The Rosé Quartet was a string quartet formed by Arnold Rosé in 1882.

It was active for 55 years, until 1938.

Members[edit]

Its members changed over time.

Rosé was first violin throughout. Julius Egghard Jr. played the second violin at first; then it was Albert Bachrich, until 1905 when Paul Fischer[disambiguation needed] joined. Violist was initially Anton Loh, then Hugo von Steiner until 1901 when Anton Ruzitska came on; after 1920, Max Handl played the viola.

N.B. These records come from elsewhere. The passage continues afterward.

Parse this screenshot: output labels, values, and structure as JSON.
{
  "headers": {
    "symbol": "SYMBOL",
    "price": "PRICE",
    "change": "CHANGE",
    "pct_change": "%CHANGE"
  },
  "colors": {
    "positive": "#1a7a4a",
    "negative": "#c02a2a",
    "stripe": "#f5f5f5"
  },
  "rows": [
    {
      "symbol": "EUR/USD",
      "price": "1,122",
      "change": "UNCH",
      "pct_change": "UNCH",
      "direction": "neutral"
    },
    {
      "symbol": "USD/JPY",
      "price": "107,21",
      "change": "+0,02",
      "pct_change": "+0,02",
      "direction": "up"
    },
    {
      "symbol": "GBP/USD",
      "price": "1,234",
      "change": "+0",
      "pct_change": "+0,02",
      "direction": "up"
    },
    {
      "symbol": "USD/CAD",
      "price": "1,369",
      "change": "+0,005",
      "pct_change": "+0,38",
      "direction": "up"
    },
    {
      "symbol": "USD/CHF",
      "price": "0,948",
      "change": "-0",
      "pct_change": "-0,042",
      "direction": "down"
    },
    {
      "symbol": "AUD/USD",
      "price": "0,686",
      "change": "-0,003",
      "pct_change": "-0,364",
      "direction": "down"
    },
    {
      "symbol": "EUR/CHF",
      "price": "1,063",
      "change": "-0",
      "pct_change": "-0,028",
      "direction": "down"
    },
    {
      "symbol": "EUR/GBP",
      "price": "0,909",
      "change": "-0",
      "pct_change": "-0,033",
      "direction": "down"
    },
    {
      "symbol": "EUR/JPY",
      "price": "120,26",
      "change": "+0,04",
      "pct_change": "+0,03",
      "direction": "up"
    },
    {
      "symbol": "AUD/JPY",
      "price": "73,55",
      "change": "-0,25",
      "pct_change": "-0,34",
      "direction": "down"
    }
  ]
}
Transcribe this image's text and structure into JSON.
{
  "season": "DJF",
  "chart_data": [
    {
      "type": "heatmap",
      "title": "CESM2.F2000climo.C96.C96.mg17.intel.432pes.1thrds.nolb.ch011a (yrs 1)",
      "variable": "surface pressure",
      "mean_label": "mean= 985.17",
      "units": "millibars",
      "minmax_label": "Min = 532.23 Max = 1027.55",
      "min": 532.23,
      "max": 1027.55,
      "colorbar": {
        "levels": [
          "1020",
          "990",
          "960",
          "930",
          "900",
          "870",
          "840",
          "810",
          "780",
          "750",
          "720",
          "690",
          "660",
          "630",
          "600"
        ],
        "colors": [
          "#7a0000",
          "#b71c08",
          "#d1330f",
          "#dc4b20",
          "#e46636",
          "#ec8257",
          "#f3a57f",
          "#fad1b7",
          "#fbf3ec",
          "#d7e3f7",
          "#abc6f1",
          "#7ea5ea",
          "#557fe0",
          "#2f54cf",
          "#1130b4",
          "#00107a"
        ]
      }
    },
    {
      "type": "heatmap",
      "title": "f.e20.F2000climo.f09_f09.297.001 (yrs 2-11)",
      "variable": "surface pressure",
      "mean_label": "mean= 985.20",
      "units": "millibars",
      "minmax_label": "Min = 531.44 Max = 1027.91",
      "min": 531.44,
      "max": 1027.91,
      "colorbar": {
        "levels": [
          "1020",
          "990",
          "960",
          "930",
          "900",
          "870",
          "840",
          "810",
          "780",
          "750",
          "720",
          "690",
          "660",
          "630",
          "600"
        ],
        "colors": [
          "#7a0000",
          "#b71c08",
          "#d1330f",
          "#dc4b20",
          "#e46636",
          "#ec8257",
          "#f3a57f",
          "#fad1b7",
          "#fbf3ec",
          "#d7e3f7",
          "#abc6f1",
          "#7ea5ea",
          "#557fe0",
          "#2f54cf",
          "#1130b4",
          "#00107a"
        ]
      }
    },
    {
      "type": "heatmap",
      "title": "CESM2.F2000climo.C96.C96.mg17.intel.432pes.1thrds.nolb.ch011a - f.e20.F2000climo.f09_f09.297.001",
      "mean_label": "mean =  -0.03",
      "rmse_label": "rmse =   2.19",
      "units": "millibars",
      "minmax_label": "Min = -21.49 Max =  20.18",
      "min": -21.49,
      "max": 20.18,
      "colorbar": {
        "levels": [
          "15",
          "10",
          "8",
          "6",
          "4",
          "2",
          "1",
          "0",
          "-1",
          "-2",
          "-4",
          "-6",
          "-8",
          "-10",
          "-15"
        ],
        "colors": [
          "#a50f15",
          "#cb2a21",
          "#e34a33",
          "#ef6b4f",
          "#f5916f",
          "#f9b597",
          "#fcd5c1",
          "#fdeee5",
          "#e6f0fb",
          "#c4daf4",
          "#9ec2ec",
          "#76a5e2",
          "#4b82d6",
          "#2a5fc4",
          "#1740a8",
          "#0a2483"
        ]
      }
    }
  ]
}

Eduard Rosé, Arnold’s brother, had been a founding member of the ensemble playing the cello, but left after one season to get married and was replaced by Reinhold Hummer, who was in turn replaced by Friedrich Buxbaum; cellist Anton Walter joined in 1921, but later on Buxbaum rejoined.

The group's peak period was between 1905 and 1920, with Rosé, Fischer, Ruzitska, and Buxbaum.

Repertoire[edit]

The quartet's repertoire was based around the works of Haydn, Mozart and Beethoven, but many contemporary composers also benefited from the quartet's support, including Arnold Schoenberg.

Associations[edit]

The group participated in the Vienna premieres of works by Brahms, including his Clarinet Quintet and his Quintet in G major Opus 111. It also premiered Schoenberg's first and second string quartets and participated in the premiere of Verklärte Nacht along with two members of the Vienna Philharmonic Orchestra: Franz Jelinek, viola, and Franz Schmidt, violoncello. Among the quartet's performing collaborators were Julius Röntgen, Johannes Brahms, Franz Steiner, Bruno Walter, and Richard Mühlfeld. The quartet also made recordings.

References in popular culture[edit]

  • Baroness Lemburg in The White Liars by Peter Shaffer claims that her father played with the "The Rosé String Quartet" and knew them intimately.